The quiet, absurd sincerity of the offer almost made Michael laugh. It almost made him cry.

"I’ll keep that in mind, Jax," he said, his own voice a little thick.

He left Jax to his work and walked back out into the main common area, the weight of his team’s fragile, broken trust a heavy, comforting presence.

He was about to head to his own room, to prepare, to meditate, to build his walls for the hell that was to come.

"Michael."

The voice was Chloe’s.

She was standing by the main exit, a datapad held in her hand like a shield.

Her face was a mask of cold, professional composure.

"Final mission briefing," she said, holding the datapad out to him. "Asset assignments. Infiltration routes. Contingency plans."

"Memorize it."

It was her usual, clinical, no-nonsense self.

He reached out to take the datapad.

Her fingers brushed against his.

And she didn’t let go.

The touch was light, almost imperceptible, but it was a live wire.
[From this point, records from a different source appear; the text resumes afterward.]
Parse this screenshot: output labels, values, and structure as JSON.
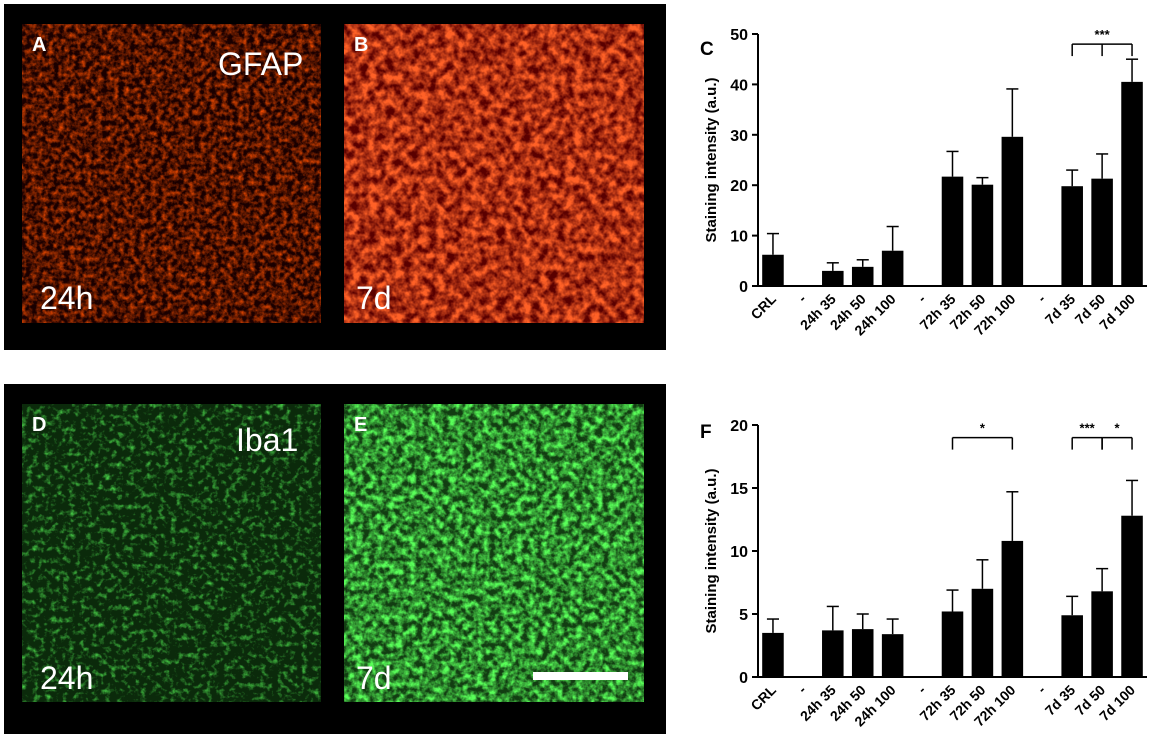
{
  "panels": {
    "A": {
      "letter": "A",
      "stain": "GFAP",
      "time": "24h"
    },
    "B": {
      "letter": "B",
      "time": "7d"
    },
    "C": {
      "letter": "C"
    },
    "D": {
      "letter": "D",
      "stain": "Iba1",
      "time": "24h"
    },
    "E": {
      "letter": "E",
      "time": "7d"
    },
    "F": {
      "letter": "F"
    }
  },
  "colors": {
    "gfap": "#ff1a00",
    "iba1": "#1aff1a",
    "bars": "#000000",
    "frame": "#000000"
  },
  "chart_data": [
    {
      "panel": "C",
      "type": "bar",
      "ylabel": "Staining intensity (a.u.)",
      "ylim": [
        0,
        50
      ],
      "yticks": [
        0,
        10,
        20,
        30,
        40,
        50
      ],
      "categories": [
        "CRL",
        "-",
        "24h 35",
        "24h 50",
        "24h 100",
        "-",
        "72h 35",
        "72h 50",
        "72h 100",
        "-",
        "7d 35",
        "7d 50",
        "7d 100"
      ],
      "values": [
        6.2,
        null,
        3.0,
        3.8,
        7.0,
        null,
        21.7,
        20.1,
        29.6,
        null,
        19.8,
        21.3,
        40.5
      ],
      "errors": [
        4.2,
        null,
        1.6,
        1.4,
        4.8,
        null,
        5.0,
        1.4,
        9.5,
        null,
        3.2,
        4.9,
        4.5
      ],
      "annotations": [
        {
          "label": "***",
          "from": 10,
          "to": 12,
          "mid": 11,
          "y": 48
        }
      ]
    },
    {
      "panel": "F",
      "type": "bar",
      "ylabel": "Staining intensity (a.u.)",
      "ylim": [
        0,
        20
      ],
      "yticks": [
        0,
        5,
        10,
        15,
        20
      ],
      "categories": [
        "CRL",
        "-",
        "24h 35",
        "24h 50",
        "24h 100",
        "-",
        "72h 35",
        "72h 50",
        "72h 100",
        "-",
        "7d 35",
        "7d 50",
        "7d 100"
      ],
      "values": [
        3.5,
        null,
        3.7,
        3.8,
        3.4,
        null,
        5.2,
        7.0,
        10.8,
        null,
        4.9,
        6.8,
        12.8
      ],
      "errors": [
        1.1,
        null,
        1.9,
        1.2,
        1.2,
        null,
        1.7,
        2.3,
        3.9,
        null,
        1.5,
        1.8,
        2.8
      ],
      "annotations": [
        {
          "label": "*",
          "from": 6,
          "to": 8,
          "y": 19
        },
        {
          "label": "***",
          "from": 10,
          "to": 11,
          "y": 19
        },
        {
          "label": "*",
          "from": 11,
          "to": 12,
          "y": 19
        }
      ]
    }
  ]
}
A jolt of pure, unadulterated, and utterly unprofessional emotion that shot straight up his arm.

He looked up at her, surprised.

She was looking at him, but her usual, analytical gaze was gone.
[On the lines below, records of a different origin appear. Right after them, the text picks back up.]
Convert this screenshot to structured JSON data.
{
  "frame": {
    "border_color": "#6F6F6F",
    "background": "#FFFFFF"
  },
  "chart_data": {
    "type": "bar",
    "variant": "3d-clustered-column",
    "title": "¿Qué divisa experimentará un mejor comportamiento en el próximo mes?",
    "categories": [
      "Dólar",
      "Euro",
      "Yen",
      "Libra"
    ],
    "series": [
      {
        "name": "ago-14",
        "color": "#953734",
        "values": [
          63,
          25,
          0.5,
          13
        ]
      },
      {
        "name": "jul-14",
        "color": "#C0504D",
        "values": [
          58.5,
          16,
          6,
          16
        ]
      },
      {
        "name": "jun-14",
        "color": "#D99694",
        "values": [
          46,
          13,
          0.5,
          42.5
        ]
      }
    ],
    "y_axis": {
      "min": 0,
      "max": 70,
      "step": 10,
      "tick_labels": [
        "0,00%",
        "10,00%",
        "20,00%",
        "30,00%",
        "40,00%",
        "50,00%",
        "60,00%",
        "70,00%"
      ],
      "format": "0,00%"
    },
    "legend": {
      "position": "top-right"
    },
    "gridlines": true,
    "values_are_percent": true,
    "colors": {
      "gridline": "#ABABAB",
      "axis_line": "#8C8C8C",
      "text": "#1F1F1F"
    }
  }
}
Her cold, gray eyes were a stormy sea of a thousand unspoken fears.

"Michael," she said again, her voice a quiet, almost desperate whisper, the use of his actual name a shocking, intimate thing.
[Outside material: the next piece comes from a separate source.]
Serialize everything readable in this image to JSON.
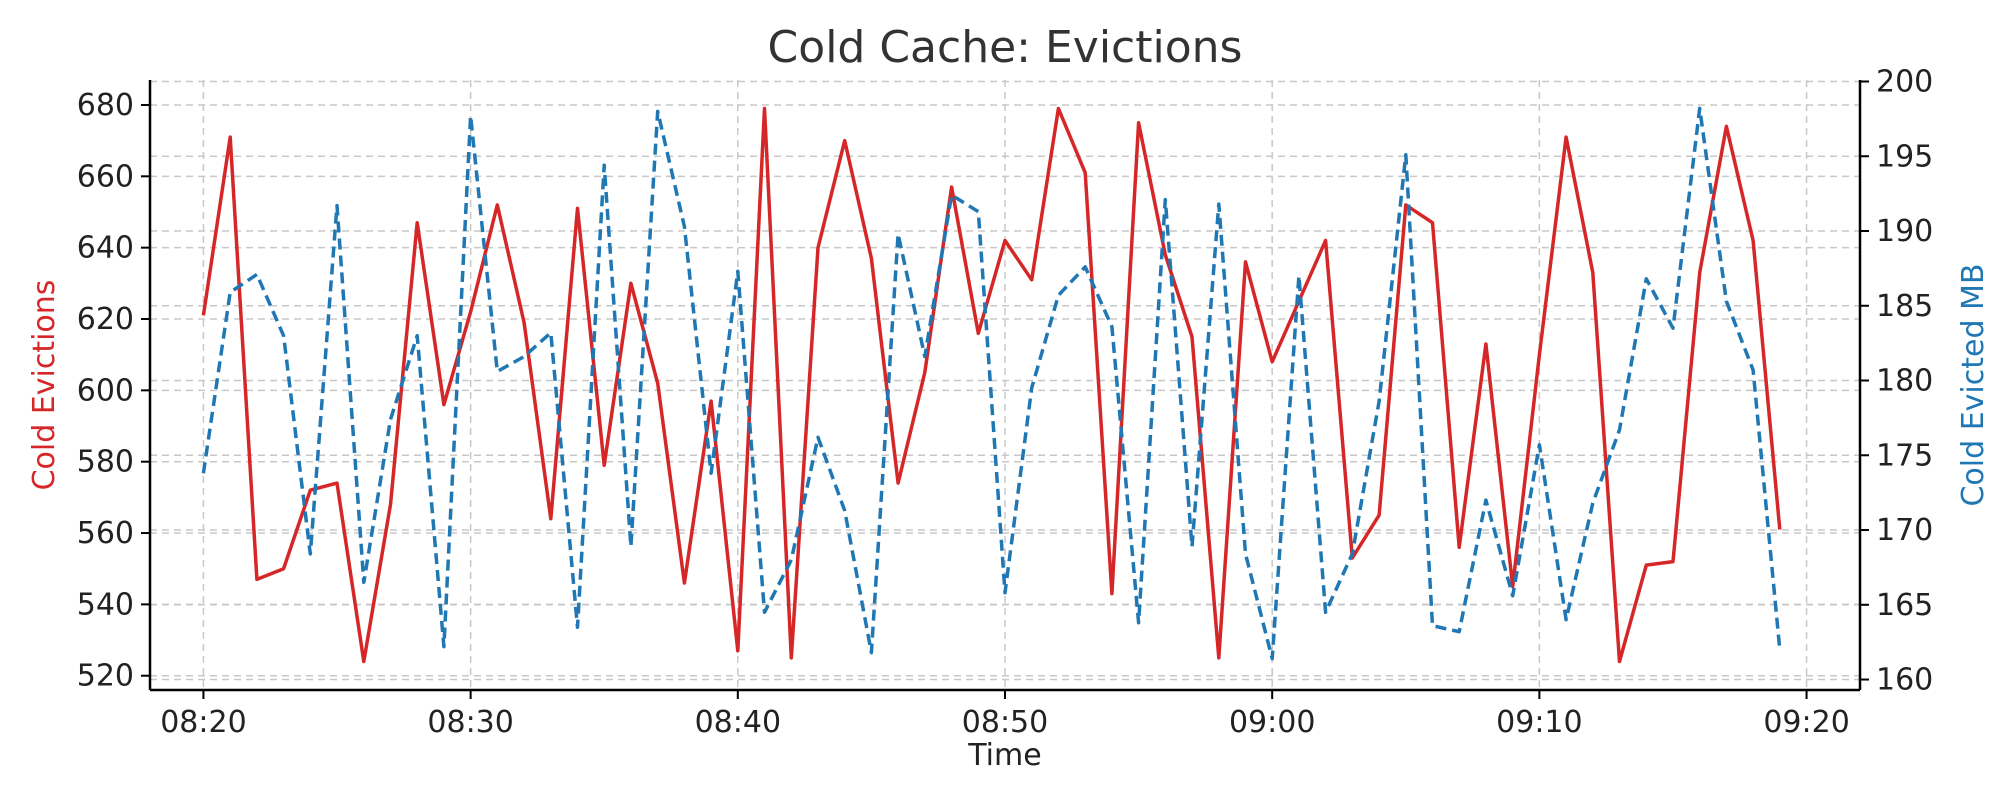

"The Alkahest," she said, her professional mask cracking, just for a moment. "It is not just a mission-critical objective."

She took a small, shaky breath, her gaze so intense it felt like a physical weight.

"It is... a personal priority."

It was the closest she could come to saying it.

Your survival is important to me.

Don’t you dare die on me.

He felt it then, not with his ears, but with his [Void Sense].

A raw, overwhelming, and utterly terrifying wave of pure, undiluted anxiety, pouring off of her in waves so strong they almost buckled his knees.

She was terrified.

Not for the mission.

For him.

The moment stretched, a silent, fragile eternity.

Then, she seemed to remember who she was.

She pulled her hand back as if she’d been burned, her composure slamming back into place with the force of a reinforced steel door.

"Go," she said, her voice suddenly stiff, formal. "We move out in five."

She turned and walked away, her back ramrod straight.

Michael just stood there, the datapad heavy in his hand, his heart pounding a slow, heavy rhythm in his chest.

The van was quiet as they drove towards the quarantined walls of the Bronx.

The city lights faded behind them, replaced by the dark, skeletal shapes of the dead zone.

The mood was somber. Resigned.

They were a team.

They were a family.

And they were walking into their own tomb.

Just as they reached the massive, graffiti-covered concrete walls of the quarantine zone, a frantic, desperate voice crackled to life in their comms.

It was Luna.

Her breath was coming in ragged, panicked gasps.

"I... I see it," she stammered, her voice a thin, terrified thread. "The black site..."

She let out a small, choked sob.

"It’s not a prison," she whispered, her voice full of a new, specific, and deeply unsettling terror.

"It’s not a graveyard."

She took a shaky, terrified breath, her final words a chilling, final verdict that turned their blood to ice.

"It’s a nest."

"Something has been... growing... in the dark."